Eu estava na loja, já quase na hora de fechar. O inverno em Aina Hana era mais ameno por estarmos no litoral, mas a sensação do frio parecia correr por todo o meu corpo. Passei o dia inteiro sentindo um vazio interior, uma sensação ruim. O táxi parou em frente a loja e Mayu desceu do carro com algumas malas exibindo uma barriguinha de grávida ainda de poucos meses. Seu semblante era abatido, ali eu já sentia que tinha algo errado. Corri até a porta e abri e ajudei ela com as malas. E depois lhe dei um abraço forte.

— Mayu? Como você chegou até aqui? Você está bem?

— Eu tô bem, Hiei me passou seu endereço. Disse que era o único lugar seguro no momento.

— E onde ele está? Como estão as coisas lá? Não tenho notícias há 3 meses!

— Um verdadeiro caos. Morreram muitas pessoas, foi um verdadeiro pesadelo.

— E... você está grávida?

— Tô sim, Kira. Por isso o Kento pediu para eu sair de lá o mais rápido possível. Só consegui agora, os aeroportos estão fechados, tive que sair pelo mar até a Coreia do Sul com a ajuda da Mei e do Ui Ui, que teletransporta ou algo assim. E de lá eu peguei um avião até aqui.

— E o que mais? Hiei? Gyu? Satoru? — eu estava desesperada.

— Estão bem, Gyu ficou com a Shoko, Hiei levou todo o clã para as montanhas. — A expressão dela era de piedade, culpa. Eu sabia que viria uma notícia ruim.

— Como tudo isso aconteceu? E o Satoru?

— Eu não sei detalhes, dia 31 de outubro o caos começou. O Gojo foi selado e por 19 dias o caos reinou absoluto.

— Selado? Como assim? Mayu? Ele era o mais forte! Ele... — Eu me recusava a acreditar e ela parecia tentar procurar um jeito de me contar alguma coisa.

— Eu não sei de detalhes. Sei que depois eles conseguiram libertá-lo. Ele deixou essa caixa com a Shoko para te entregar. Parece que ele mencionou que era para dar um jeito de chegar até você.

— E cadê ele, Mayu? — O nó na minha garganta estava se formando e meus olhos se encheram de lágrimas. — Por que ele não me trouxe ele mesmo? Ele ficou para trás para ajudar é isso?

— Kira... meu Deus, como eu vou te falar isso... eu juro que não queria ser eu a te falar isso.

— Mayu, fala logo, por favor...

— O Gojo enfrentou um dos seres, que eles chamam de o Rei das Maldições... e... Amiga, eu sinto muito. Ele perdeu a luta. Morreu em combate.

Eu ouvi essa frase e parecia não ter ouvido. Eu fiquei olhando para Mayu em estado de choque processando o que tinha escutado.

— O que... não... isso é impossível. Eu... não... ele era o mais forte. Ninguém podia contra ele. Isso é mentira, né? Uma pegadinha daquele idiota! Ele tá bem, não tá?

— Não Kira. Eu saí de lá já com a notícia, foi um dos motivos que Hiei mandou eu vir para cá. Satoru Gojo morreu ontem, pouco antes de eu sair de lá. Eu vi com meus próprios olhos. E... eu sinto muito, muito mesmo.

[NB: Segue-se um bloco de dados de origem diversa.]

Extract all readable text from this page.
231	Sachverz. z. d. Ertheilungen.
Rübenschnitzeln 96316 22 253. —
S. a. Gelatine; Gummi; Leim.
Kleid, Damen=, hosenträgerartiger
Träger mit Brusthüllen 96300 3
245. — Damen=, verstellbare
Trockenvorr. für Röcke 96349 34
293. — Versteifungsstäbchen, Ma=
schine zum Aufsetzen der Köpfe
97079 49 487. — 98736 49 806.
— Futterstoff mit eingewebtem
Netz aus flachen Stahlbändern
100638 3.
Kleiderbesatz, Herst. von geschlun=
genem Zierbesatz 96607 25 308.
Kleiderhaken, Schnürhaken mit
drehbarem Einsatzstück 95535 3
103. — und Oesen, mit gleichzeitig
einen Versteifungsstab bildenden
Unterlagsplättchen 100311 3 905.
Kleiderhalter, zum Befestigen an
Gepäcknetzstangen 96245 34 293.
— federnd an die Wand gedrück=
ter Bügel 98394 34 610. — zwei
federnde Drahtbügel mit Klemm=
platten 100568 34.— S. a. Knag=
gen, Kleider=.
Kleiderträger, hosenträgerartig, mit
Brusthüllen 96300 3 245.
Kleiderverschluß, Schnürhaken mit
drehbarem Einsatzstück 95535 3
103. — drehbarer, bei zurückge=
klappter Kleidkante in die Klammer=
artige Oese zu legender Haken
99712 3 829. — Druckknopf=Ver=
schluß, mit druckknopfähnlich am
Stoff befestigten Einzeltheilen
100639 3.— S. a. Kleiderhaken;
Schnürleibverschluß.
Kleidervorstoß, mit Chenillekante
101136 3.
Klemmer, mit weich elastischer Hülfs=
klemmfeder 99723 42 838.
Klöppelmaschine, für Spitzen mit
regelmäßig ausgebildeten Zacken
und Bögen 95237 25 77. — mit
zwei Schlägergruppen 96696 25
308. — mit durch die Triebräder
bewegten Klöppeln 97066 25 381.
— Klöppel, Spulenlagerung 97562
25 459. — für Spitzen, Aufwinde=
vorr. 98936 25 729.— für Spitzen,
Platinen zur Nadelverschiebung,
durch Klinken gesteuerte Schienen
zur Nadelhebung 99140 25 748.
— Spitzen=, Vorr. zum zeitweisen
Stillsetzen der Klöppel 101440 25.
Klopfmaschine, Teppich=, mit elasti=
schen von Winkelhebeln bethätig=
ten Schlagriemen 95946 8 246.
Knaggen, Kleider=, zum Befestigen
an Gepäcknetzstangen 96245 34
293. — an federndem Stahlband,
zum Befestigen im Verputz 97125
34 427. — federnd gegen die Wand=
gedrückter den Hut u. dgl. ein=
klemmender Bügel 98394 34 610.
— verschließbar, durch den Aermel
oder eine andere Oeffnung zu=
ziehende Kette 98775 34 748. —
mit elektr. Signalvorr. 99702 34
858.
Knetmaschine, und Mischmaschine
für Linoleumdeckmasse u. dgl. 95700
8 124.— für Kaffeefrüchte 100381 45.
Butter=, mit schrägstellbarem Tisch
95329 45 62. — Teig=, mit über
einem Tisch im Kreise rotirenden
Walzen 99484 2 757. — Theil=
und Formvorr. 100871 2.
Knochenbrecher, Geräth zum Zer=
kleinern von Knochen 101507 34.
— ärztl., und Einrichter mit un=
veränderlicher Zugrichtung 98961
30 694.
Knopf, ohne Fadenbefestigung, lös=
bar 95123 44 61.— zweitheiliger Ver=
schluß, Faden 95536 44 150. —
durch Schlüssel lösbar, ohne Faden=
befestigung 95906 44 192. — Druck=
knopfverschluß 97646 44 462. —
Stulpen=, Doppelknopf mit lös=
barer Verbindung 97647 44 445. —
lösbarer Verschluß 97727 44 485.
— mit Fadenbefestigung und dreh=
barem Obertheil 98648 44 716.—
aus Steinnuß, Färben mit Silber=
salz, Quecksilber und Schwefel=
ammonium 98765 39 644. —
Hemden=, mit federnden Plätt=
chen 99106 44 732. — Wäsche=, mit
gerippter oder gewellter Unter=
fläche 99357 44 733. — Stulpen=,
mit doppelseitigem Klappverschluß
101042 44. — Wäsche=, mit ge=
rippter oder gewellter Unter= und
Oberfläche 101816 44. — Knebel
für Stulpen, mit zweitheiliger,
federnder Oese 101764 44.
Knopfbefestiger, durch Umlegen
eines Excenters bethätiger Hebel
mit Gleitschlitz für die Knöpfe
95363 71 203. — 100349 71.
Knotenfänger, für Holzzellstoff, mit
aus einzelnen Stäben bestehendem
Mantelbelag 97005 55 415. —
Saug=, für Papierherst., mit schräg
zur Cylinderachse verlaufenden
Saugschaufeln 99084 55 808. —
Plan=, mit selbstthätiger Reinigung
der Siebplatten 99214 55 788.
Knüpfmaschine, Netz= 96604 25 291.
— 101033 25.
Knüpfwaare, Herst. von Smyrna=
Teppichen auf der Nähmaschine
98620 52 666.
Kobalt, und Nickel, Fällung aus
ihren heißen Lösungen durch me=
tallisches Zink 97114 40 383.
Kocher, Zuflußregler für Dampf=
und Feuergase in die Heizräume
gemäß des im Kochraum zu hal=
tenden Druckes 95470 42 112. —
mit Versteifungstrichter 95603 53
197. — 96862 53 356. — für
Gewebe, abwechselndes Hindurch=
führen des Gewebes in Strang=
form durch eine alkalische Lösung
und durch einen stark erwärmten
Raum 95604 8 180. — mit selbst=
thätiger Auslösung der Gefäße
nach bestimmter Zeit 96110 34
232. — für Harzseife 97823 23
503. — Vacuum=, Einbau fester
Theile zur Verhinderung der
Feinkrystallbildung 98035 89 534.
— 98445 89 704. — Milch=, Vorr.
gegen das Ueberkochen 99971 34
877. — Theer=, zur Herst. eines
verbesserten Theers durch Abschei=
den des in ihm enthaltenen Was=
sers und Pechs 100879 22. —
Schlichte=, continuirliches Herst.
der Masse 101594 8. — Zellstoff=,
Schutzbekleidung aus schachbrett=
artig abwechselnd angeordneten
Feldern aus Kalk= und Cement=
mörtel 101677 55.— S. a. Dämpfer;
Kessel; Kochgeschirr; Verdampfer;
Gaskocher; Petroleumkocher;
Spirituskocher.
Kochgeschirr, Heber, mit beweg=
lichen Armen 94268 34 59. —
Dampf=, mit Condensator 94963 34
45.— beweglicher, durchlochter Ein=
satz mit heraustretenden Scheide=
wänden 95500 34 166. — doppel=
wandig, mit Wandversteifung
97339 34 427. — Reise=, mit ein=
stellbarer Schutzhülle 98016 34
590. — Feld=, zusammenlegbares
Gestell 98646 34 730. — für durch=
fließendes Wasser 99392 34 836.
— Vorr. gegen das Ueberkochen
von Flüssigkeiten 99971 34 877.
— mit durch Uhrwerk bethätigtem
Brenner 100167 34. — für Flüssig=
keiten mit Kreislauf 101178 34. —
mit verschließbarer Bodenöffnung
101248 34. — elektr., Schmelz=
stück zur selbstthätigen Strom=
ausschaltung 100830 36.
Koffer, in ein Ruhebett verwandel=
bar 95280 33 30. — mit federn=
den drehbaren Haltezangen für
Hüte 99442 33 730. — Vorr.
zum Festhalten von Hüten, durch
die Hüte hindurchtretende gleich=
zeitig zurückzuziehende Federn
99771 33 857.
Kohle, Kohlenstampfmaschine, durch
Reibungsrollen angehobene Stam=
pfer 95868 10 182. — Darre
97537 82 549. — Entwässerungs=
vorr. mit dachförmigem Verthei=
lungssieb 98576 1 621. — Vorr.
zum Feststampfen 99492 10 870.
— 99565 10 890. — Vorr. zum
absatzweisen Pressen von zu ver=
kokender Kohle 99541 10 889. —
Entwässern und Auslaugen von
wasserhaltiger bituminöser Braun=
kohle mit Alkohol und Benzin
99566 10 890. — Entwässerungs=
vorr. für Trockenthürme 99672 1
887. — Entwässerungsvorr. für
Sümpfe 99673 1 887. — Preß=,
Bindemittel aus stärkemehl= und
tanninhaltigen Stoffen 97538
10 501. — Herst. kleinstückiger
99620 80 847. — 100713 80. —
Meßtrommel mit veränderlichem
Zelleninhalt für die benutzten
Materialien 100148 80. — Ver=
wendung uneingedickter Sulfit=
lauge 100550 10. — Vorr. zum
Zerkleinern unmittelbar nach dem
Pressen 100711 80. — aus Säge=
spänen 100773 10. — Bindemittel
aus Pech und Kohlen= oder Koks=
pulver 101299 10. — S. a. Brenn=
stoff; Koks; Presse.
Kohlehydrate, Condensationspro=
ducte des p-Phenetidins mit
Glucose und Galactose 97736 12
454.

— Não! Não! Isso não! Eu aceito a distância Mayu, mas isso não! Por que? Ele não!

Eu senti o chão sumir debaixo dos meus pés e meu coração batia rápido, descompassado, acho que se não fosse o Ren, eu morreria ali mesmo. Não conseguia suportar aquela dor, a ideia de nunca mais ver o amor da minha vida, o homem por quem eu seria capaz de tudo. Se soubesse, teria morrido lá com ele. O ar parecia ter me abandonado, eu não conseguia respirar, a garganta queimava num choro doloroso, amargo, como se meu coração tivesse sido arrancado do meu peito, eu gritava tanto, chorava tanto, sofria tanto, que acho que todas essas emoções tomaram conta de mim e acho que minha visão foi escurecendo e depois ficou tudo preto. Eu apaguei ali mesmo.